Inconformada, a autora RAIMUNDA RODRIGUES DA SILVA interpôs recurso de apelação sob ID nº 29429996, pugnando, em síntese:
(i) pela majoração do valor fixado a título de danos morais para R$ 10.000,00 (dez mil reais), sustentando que o arbitramento em R$ 3.000,00 é ínfimo e incapaz de cumprir a função pedagógica e compensatória da indenização;
(ii) invoca a natureza alimentar dos proventos atingidos e a vulnerabilidade da autora, idosa, como fundamentos para o incremento do quantum;
(iii) pugna, ainda, pela majoração dos honorários sucumbenciais para o percentual de 20%, nos moldes do art. 85, § 2º, do CPC.
Por sua vez, o réu BANCO CBSS S.A., também irresignado, interpôs apelação autônoma, protocolada sob ID nº 29429998, em que sustenta:
(i) a regularidade da contratação do empréstimo consignado, alegando que o contrato foi firmado a rogo pela filha da autora, EVANDRA PEREIRA DA SILVA, cuja assinatura se encontra no instrumento contratual, acompanhado de documentos pessoais apresentados no momento da pactuação;
(ii) a existência de transferência de valores à autora, mediante TED no montante de R$ 581,84, comprovando, segundo a tese recursal, a adimplência da obrigação contratual por parte da instituição financeira;
(iii) que não se configuram danos materiais ou morais, haja vista a ausência de ilicitude ou de má prestação do serviço bancário, requerendo, por conseguinte, a total improcedência da ação;
(iv) alternativamente, pugna pela redução do valor fixado a título de danos morais, ao argumento de que o montante de R$ 3.000,00 seria excessivo, podendo ocasionar enriquecimento sem causa da autora;
(v) por derradeiro, requer, ainda, a reformulação da verba honorária sucumbencial para adequação à nova distribuição de sucumbência, caso provido seu apelo.
Contrarrazões do banco requerendo o desprovimento do recurso da autora.
É o relatório.
Desnecessária a remessa ao Ministério Público.
Inclua-se o feito em pauta virtual de julgamento.
VOTO
I. REQUISITOS DE ADMISSIBILIDADE
Verifico que o recurso foi interposto tempestivamente e de forma regular. Presentes os demais requisitos de admissibilidade recursal, CONHEÇO do recurso.
Sem preliminares.
IV. MÉRITO
Trata-se de ação objetivando a declaração de nulidade de contrato de empréstimo, bem como indenização pelos danos morais e materiais sofridos pela parte autora, sob a alegação de desconhecimento da existência da contratação que ensejou descontos em seu benefício previdenciário.
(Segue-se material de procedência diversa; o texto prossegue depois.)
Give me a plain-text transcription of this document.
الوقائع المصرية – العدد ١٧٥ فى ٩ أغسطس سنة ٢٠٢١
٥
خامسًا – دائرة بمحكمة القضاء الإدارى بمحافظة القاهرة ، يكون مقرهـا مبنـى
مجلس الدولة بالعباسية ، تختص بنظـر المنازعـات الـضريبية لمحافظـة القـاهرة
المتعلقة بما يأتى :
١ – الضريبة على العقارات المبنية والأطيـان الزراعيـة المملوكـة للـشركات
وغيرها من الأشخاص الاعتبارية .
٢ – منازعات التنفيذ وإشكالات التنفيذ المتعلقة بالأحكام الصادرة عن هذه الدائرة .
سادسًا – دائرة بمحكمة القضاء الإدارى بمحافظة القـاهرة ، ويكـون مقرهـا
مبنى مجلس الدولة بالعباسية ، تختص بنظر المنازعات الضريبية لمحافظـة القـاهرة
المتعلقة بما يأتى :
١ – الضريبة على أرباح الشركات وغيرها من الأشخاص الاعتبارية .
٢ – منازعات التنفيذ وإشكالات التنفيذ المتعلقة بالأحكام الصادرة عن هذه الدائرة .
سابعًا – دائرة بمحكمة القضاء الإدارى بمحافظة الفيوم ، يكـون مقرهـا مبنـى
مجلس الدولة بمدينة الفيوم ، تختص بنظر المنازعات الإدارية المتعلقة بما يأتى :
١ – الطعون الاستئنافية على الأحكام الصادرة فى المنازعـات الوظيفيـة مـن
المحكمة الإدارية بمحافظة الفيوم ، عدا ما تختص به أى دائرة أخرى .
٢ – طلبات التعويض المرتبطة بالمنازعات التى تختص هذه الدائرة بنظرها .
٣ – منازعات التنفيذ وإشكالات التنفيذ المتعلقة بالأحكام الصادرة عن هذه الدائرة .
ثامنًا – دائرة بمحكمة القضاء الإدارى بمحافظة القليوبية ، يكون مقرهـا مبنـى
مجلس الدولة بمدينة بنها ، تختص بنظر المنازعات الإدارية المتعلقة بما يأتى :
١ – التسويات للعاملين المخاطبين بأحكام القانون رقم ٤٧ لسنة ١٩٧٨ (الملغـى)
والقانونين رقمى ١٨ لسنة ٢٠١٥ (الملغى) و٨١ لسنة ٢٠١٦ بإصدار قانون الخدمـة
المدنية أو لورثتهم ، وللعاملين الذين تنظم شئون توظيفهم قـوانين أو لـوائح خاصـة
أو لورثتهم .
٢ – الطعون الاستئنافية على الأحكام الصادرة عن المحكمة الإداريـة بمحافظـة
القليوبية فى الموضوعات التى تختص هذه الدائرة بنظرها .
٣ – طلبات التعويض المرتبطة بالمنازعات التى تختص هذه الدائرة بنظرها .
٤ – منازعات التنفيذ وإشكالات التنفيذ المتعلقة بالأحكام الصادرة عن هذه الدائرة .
De início, vale ressaltar que a matéria em discussão é regida pelas normas pertinentes ao Código de Defesa do Consumidor, porquanto a instituição financeira caracteriza-se como fornecedor de serviços, razão pela qual, sua responsabilidade é objetiva, nos termos dos arts. 3º e 14, da supracitada legislação, como veremos a seguir:
Art. 3º Fornecedor é toda pessoa física ou jurídica, pública ou privada, nacional ou estrangeira, bem como os entes despersonalizados, que desenvolvem atividade de produção, montagem, criação, construção, transformação, importação, exportação, distribuição ou comercialização de produtos ou prestação de serviços.
(…)
Art. 14. O fornecedor de serviços responde, independentemente da existência de culpa, pela reparação dos danos causados aos consumidores por defeitos relativos à prestação dos serviços, bem como por informações insuficientes ou inadequadas sobre sua fruição e riscos.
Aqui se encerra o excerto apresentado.